Device Function Pointers

Having some problems copying function pointers from device to host and back. I am running CUDA 5.0 and compiling with Visual Studio 2010 with compute mode 3.0 on a GeForce 650 card. The code shown below is embedded within a shared library and the executable basically makes calls to the RenderKernel::execute method.

The error I receive is ‘unknown error’ after executing the kernel which I presume implies the function pointer was not valid. If I replace (*func) with (*symbol_CClipGroup_INTERSECT) in the code, it executes as expected. This is boiled down to the minimal code required to get the error so I believe it has something to do with copying from the symbol (but I recieve no error when I do so).

The similar CUDA function pointers example compiles and executes without errors on the same system.

Does anyone have any suggestions on how to resolve this?

namespace vox {

/** Format of clipping function */
typedef void(*ClipFunc)(void *, Ray3f &);

}

// ----------------------------------------------------------------------------
//  Intersection callback function
// ----------------------------------------------------------------------------
__device__ void CClipGroup_INTERSECT(void * dataPtr, vox::Ray3f & ray)
{
    ray.min = 1.0f;
    // :TODO:
}
__device__ vox::ClipFunc symbol_CClipGroup_INTERSECT = CClipGroup_INTERSECT;

namespace vox {

namespace {
namespace filescope {

__global__ void renderKernel(ClipFunc func) 
{ 	
    Ray3f ray;
    (*func)(nullptr, ray);
}

} // namespace filescope
} // namespace anonymous

// --------------------------------------------------------------------
//  Executes the rendering stage kernel on the active device
// --------------------------------------------------------------------
void RenderKernel::execute(size_t xstart, size_t ystart,
                           size_t width,  size_t height)
{
    // Setup the execution configuration
    static const unsigned int BLOCK_SIZE = 32;
    dim3 threads(BLOCK_SIZE, BLOCK_SIZE);
    dim3 blocks( 
        (width + threads.x - 1) / threads.x,
		(height + threads.y - 1) / threads.y 
        );

    ClipFunc result;
    VOX_CUDA_CHECK(cudaMemcpyFromSymbol(&result, symbol_CClipGroup_INTERSECT, sizeof(ClipFunc)));

    // Execute the device rendering kernel
    filescope::renderKernel<<<blocks,threads>>>(result);
}

} // namespace vox

– Lucas Sherman

Edit: Expanded my device macros for clarity

The only difference I can see between what you’ve written and some func pointer code I’ve written is your symbol declaration.

Instead of:

__device__ vox::ClipFunc symbol_CClipGroup_INTERSECT = CClipGroup_INTERSECT;

I have something like:

__constant__ vox::ClipFunc symbol_CClipGroup_INTERSECT = CClipGroup_INTERSECT;

Changing the device modifier to constant yields the following error which I don’t understand at all. A quick Google search turns up no results so perhaps this indicates a configuration issue?
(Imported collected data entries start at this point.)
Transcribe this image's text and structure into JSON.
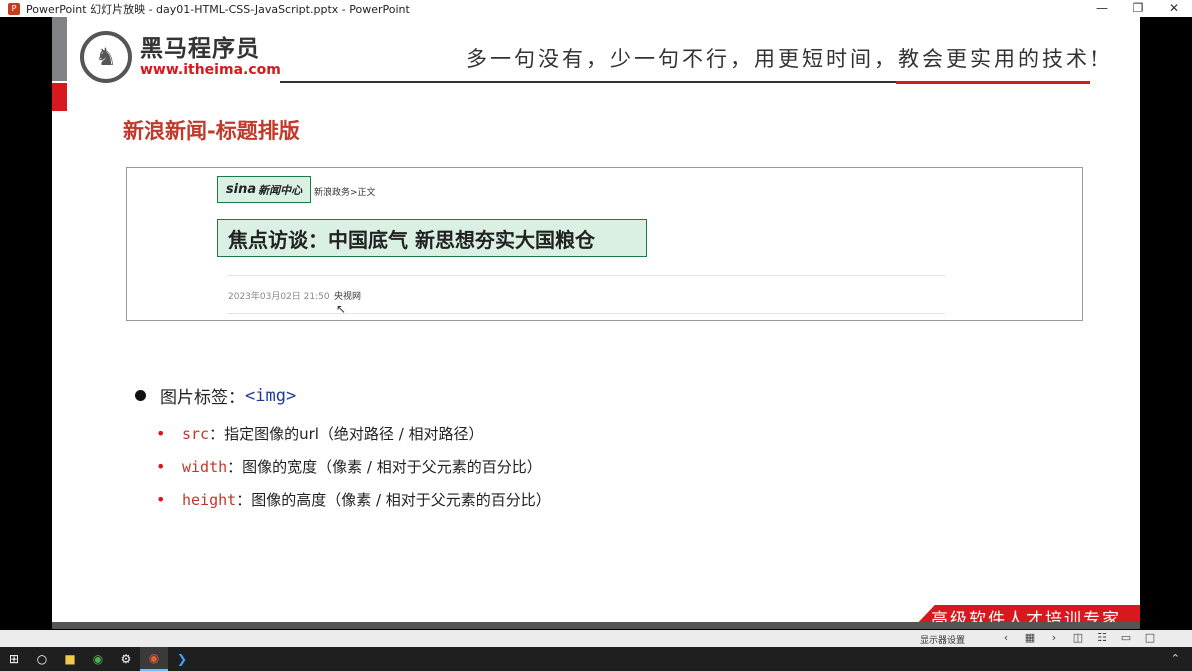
{
  "window": {
    "title": "PowerPoint 幻灯片放映  -  day01-HTML-CSS-JavaScript.pptx - PowerPoint",
    "app_icon": "P"
  },
  "slide": {
    "logo_cn": "黑马程序员",
    "logo_url": "www.itheima.com",
    "slogan": "多一句没有，少一句不行，用更短时间，教会更实用的技术!",
    "title": "新浪新闻-标题排版",
    "sina": {
      "logo_text": "新闻中心",
      "logo_brand": "sina",
      "breadcrumb": "新浪政务>正文",
      "headline": "焦点访谈：中国底气 新思想夯实大国粮仓",
      "date": "2023年03月02日 21:50",
      "source": "央视网"
    },
    "bullet": {
      "label": "图片标签：",
      "tag": "<img>"
    },
    "sub_items": [
      {
        "code": "src",
        "text": "：指定图像的url（绝对路径 / 相对路径）"
      },
      {
        "code": "width",
        "text": "：图像的宽度（像素 / 相对于父元素的百分比）"
      },
      {
        "code": "height",
        "text": "：图像的高度（像素 / 相对于父元素的百分比）"
      }
    ],
    "footer_banner": "高级软件人才培训专家"
  },
  "showbar": {
    "label": "显示器设置"
  }
}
Error 69 error : Internal error: reloc address not found for %s+0x%llx C:\Users\lucas\Documents\Projects\voxrender\trunk\Binaries\x86\Source\VolumeScatterRenderer\ptxas

Hmm… you say you are using a shared library on CUDA 5.0? Do you mean you are using “-dc” to generate relocatable code?

Your snippet compiles on CUDA 5.5 and 5.0 with something like this:

nvcc -m 32 -arch sm_30 -Xptxas=-v -cubin vox.cu

I am not using the -dc/-rdc flag. To my knowledge nvcc does not support relocatable code in DLLs. I meant that this code is embedded in a DLL which is loaded by a different application.

I am actually using the CUDA CMake script for generating the build files but the flags are set as follows:

FIND_PACKAGE(CUDA REQUIRED)
SET(CUDA_NVCC_FLAGS "-arch;sm_30;--cl-version 2010")

message(STATUS "Cuda include directory: " "${CUDA_INCLUDE_DIRS}")
message(STATUS "Cuda library directory: " "${CUDA_LIBRARIES}")
INCLUDE_DIRECTORIES(SYSTEM ${CUDA_INCLUDE_DIRS})

and the project is configured with

CUDA_ADD_LIBRARY(VolumeScatterRenderer SHARED
                 ${SOURCE_FILES} 
                 ${HEADER_FILES})

Since you don’t see any obvious problems with the code I will take the time to try and replicate the problem outside of my build environment.